Wir wurden kürzlich vom Sterling, Euro und Greenback wegen der wichtigen Eventrisiken abgelenkt. Eine der überraschendsten Leistungen kam jedoch vom Kanadischen Dollar. Die Währung fiel vergangene Woche gegenüber ihren meisten Gegenstücken und ermutigte somit einen bemerkenswerten Fortschritt des USD/CAD während sechs Tagen in Folge. Das Paar wiederum stieg auf seinen Höchststand seit Juni und droht die Congestion zu durchbrechen, die seit 2009 vorhanden ist. Die Probleme des Loonies wurden mit einem überraschenden Handelsdefizit, sinkenden Immobilienpreisen, einem starken Rückgang der Einzelhandelsumsätze und einer Inflation, die weit unter dem Ziel liegt, hervorgehoben. Wir werden sehen, wie sich die Situation noch weiter verschlechtern kann, und zwar schon nächste Woche mit BoCs Carney und dem BIP.

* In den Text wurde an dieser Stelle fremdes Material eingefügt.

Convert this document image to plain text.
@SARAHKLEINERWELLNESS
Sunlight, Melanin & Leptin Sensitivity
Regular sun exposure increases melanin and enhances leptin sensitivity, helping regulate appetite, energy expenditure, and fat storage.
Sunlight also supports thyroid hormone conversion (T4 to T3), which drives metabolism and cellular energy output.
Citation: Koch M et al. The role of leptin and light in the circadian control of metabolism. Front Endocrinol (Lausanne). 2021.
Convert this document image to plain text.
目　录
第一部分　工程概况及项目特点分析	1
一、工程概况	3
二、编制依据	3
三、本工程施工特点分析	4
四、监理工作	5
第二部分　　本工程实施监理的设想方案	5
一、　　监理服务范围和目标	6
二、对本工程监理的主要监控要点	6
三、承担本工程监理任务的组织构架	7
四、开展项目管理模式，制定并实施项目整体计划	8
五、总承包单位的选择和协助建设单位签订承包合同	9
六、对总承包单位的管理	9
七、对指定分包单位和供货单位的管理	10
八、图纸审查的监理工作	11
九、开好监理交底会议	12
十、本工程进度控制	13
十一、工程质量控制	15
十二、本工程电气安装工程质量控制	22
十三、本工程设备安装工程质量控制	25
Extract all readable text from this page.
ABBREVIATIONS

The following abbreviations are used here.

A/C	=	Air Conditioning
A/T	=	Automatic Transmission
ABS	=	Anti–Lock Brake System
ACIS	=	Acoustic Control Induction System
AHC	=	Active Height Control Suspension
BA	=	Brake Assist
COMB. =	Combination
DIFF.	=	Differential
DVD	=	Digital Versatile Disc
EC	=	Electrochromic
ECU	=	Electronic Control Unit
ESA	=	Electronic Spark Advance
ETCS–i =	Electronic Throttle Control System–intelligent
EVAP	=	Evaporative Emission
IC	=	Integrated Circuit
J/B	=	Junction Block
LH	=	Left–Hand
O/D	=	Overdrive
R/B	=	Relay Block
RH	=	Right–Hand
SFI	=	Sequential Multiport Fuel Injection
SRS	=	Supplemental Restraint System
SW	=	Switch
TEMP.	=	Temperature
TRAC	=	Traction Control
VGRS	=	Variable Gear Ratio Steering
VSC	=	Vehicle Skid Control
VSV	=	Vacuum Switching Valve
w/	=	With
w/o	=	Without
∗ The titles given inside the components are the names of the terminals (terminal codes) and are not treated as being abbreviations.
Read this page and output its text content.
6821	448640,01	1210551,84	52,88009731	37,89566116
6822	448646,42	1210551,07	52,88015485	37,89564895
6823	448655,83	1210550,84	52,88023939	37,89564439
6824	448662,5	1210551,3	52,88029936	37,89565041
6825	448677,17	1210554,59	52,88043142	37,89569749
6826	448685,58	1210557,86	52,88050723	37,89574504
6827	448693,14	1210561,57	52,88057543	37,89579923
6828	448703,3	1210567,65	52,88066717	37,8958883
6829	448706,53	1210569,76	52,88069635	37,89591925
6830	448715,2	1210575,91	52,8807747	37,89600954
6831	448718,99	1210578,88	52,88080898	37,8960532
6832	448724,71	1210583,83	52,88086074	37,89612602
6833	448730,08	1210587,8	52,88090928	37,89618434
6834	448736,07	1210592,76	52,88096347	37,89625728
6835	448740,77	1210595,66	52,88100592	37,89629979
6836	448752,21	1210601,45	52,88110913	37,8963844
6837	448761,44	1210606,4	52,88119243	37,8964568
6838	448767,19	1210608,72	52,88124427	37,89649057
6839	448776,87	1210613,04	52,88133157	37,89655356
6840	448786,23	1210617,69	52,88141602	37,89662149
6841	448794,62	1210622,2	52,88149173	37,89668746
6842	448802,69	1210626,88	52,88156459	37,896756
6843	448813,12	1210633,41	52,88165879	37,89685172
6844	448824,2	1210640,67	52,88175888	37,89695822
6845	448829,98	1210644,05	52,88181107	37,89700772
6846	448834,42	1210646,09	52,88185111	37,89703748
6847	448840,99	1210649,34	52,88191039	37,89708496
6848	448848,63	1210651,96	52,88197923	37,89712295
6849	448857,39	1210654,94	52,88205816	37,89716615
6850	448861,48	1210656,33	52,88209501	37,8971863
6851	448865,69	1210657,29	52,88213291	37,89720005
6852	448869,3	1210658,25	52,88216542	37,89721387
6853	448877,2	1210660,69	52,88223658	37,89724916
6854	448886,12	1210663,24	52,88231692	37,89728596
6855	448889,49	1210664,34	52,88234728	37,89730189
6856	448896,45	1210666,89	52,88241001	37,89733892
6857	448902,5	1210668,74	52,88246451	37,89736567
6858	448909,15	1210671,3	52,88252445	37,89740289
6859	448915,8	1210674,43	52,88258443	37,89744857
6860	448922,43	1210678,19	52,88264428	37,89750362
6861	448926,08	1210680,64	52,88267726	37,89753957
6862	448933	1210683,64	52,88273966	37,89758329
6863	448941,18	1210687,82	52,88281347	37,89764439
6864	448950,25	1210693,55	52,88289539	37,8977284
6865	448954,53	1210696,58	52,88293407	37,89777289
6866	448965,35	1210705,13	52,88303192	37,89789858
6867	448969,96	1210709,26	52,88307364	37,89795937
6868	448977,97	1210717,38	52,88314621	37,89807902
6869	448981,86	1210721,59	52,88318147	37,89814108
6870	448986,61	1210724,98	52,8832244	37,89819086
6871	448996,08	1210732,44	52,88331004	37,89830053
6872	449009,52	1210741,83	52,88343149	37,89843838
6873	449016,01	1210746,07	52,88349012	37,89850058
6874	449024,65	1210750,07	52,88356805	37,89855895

Gold: Letzter Abprall annulliert Rückgang nicht, Vierjahrestief in Positionierung

Gold hat zwar am Freitag für zwei aufeinanderfolgende Tage zugelegt, aber das nutz kaum um den Schmerz zu lindern, den das Metall die ganze Woche hindurch ertragen musste. Trotz der Galgenfrist fiel das Metall um 1,8 Prozent in der Woche – nach einem Sturz von 3,4 Prozent in der Vorwoche. Mit seiner kürzlichen Anstrengung der sechsmonatigen Bärenetappe befindet sich das Gold nun gefährlich nahe bei der Untergrenze von $1.525, die seit Juli 2011 vorhanden ist. Eine Fortsetzung darunter wird das ganze dann eher nach einer dauerhaften Trendwende aussehen lassen. Fundamental ist das Problem der Goldbugs die weitere Verminderung des Stimulus für die EZB (LTRO Rückzahlungen) und die kürzliche FOMC Diskussion über die zeitliche Abstimmung der QE-Injektionen. Der "Sequester" könnte die Dinge wieder ausgleichen, bevor der Markt Feuer fängt. Aber wenn man die netto-spekulativen Futures berücksichtigt – gemessen im COT-Bericht – dann erreichte die Positionierung des Goldes ein Vierjahrestief, was bedeutet, dass der Markt bereits in Brand stehen könnte.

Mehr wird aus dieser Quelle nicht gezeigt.